Maserati Goes Topless With the MC20 Cielo

Nothing but Cielo.

The Cathedral of San Nicolò in Noto, Sicily, is an imposing baroque building. On any given day, numerous crowds ascend and descend the large flight of stairs. On one particular day this past autumn, the stairs were empty. For at the foot of the imposing staircase on Corso Vittorio Emanuele, the sleek Maserati MC20 Cielo was positioned with its butterfly wing doors open to the heavens. The people converged around the spyder were multinational and multigenerational, and among the auto enthusiasts and gawkers exclaiming “bella macchina” was Klaus Busse, the six-foot-seven head of design for Maserati, who took the trident branded sky-blue ball cap from his head and handed it to a school-age boy, his neck kinked to stare up at him.

 

 

The MC20 is Busse’s baby, a formidable race car for the road that was released in 2020, with Cielo the latest sibling.
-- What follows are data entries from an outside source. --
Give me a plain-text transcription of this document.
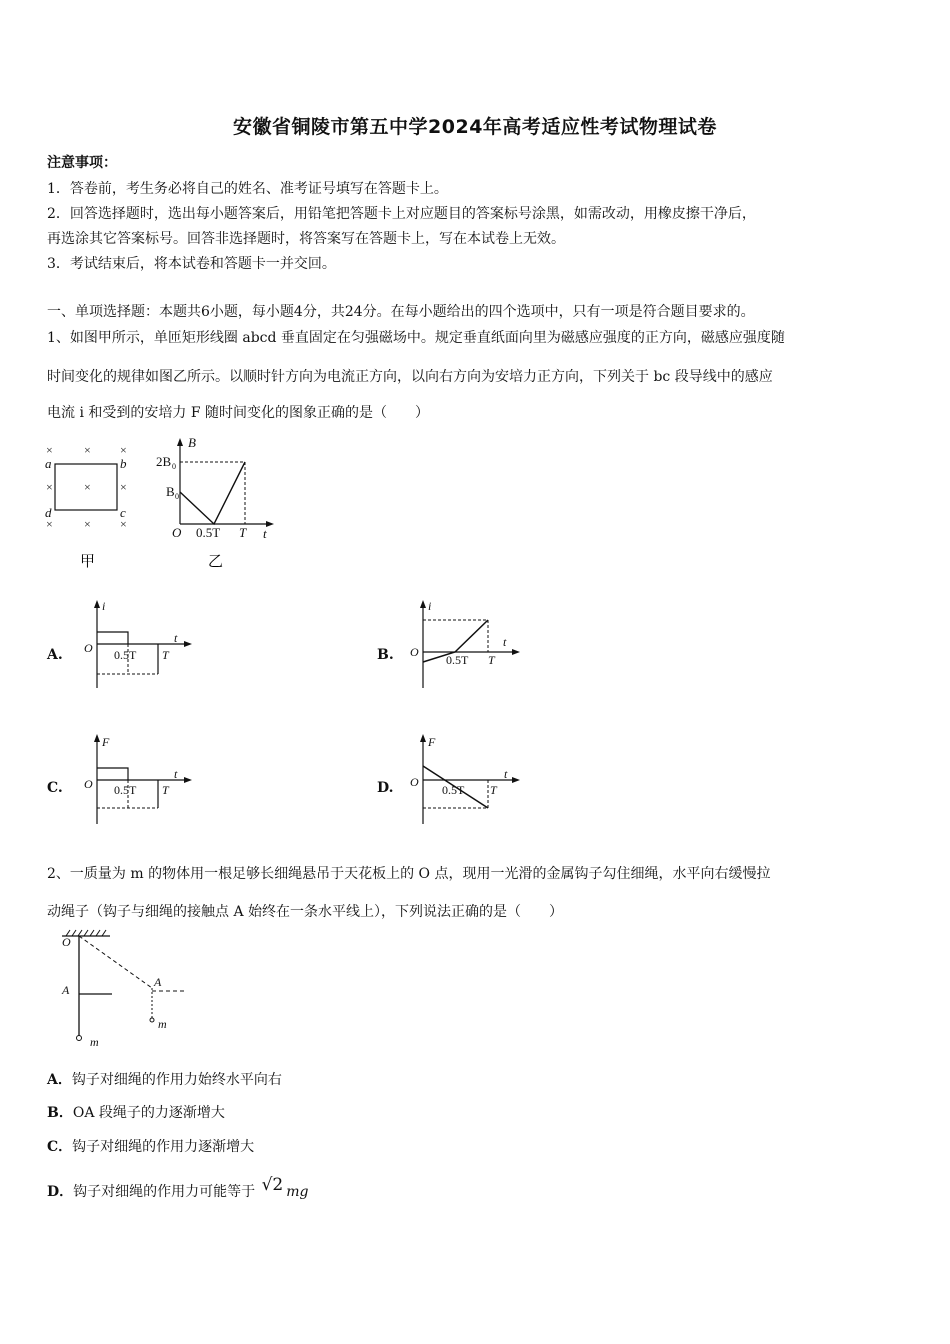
安徽省铜陵市第五中学2024年高考适应性考试物理试卷
注意事项：
1．答卷前，考生务必将自己的姓名、准考证号填写在答题卡上。
2．回答选择题时，选出每小题答案后，用铅笔把答题卡上对应题目的答案标号涂黑，如需改动，用橡皮擦干净后，
再选涂其它答案标号。回答非选择题时，将答案写在答题卡上，写在本试卷上无效。
3．考试结束后，将本试卷和答题卡一并交回。
一、单项选择题：本题共6小题，每小题4分，共24分。在每小题给出的四个选项中，只有一项是符合题目要求的。
1、如图甲所示，单匝矩形线圈 abcd 垂直固定在匀强磁场中。规定垂直纸面向里为磁感应强度的正方向，磁感应强度随
时间变化的规律如图乙所示。以顺时针方向为电流正方向，以向右方向为安培力正方向，下列关于 bc 段导线中的感应
电流 i 和受到的安培力 F 随时间变化的图象正确的是（　　）
×	× ×
×	× ×
×	× ×
a	b
c
d
甲
B
t
O
2B 0
B 0
0.5T T
乙
A.
i
t
O 0.5T T	B.
i
t
O
0.5T T
C.
F
t
O 0.5T T	D.
F
t
O
0.5T T
2、一质量为 m 的物体用一根足够长细绳悬吊于天花板上的 O 点，现用一光滑的金属钩子勾住细绳，水平向右缓慢拉
动绳子（钩子与细绳的接触点 A 始终在一条水平线上），下列说法正确的是（　　）
O
A
A
m
m
A．钩子对细绳的作用力始终水平向右
B．OA 段绳子的力逐渐增大
C．钩子对细绳的作用力逐渐增大
D．钩子对细绳的作用力可能等于 √2 mg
The supercar is aggressive, agile, and one that Busse, despite his height, can get in and out of comfortably. “Sculpture is an important part for us at Maserati,” he says. “Not only because we are Italian, but we are trying to understand what is our right of existence in this segment.” There are plenty of attractive supercars, and Busse’s design “is incredibly pure without this kind of visual noise of air intakes.”

 

 

Starting the engine of the MC20 Cielo for the first time stirs emotion as the Nettuno V-6 engine can release 630 horsepower and sprint from 0 to 100 kilometres in three seconds. From the name, Cielo, to the Acquamarina colour (a new three-layer metallic) and the retractable glass roof (which can become opaque at a push of a button, up or down in 12 seconds flat up to a speed of 50 kilometres per hour), there are plenty of connections to the sky. Maserati says the full-electric version of the MC20, the upcoming Folgore, will also be a Cielo Spyder. The Cielo isn’t just about good looks—it’s a modern classic in the making.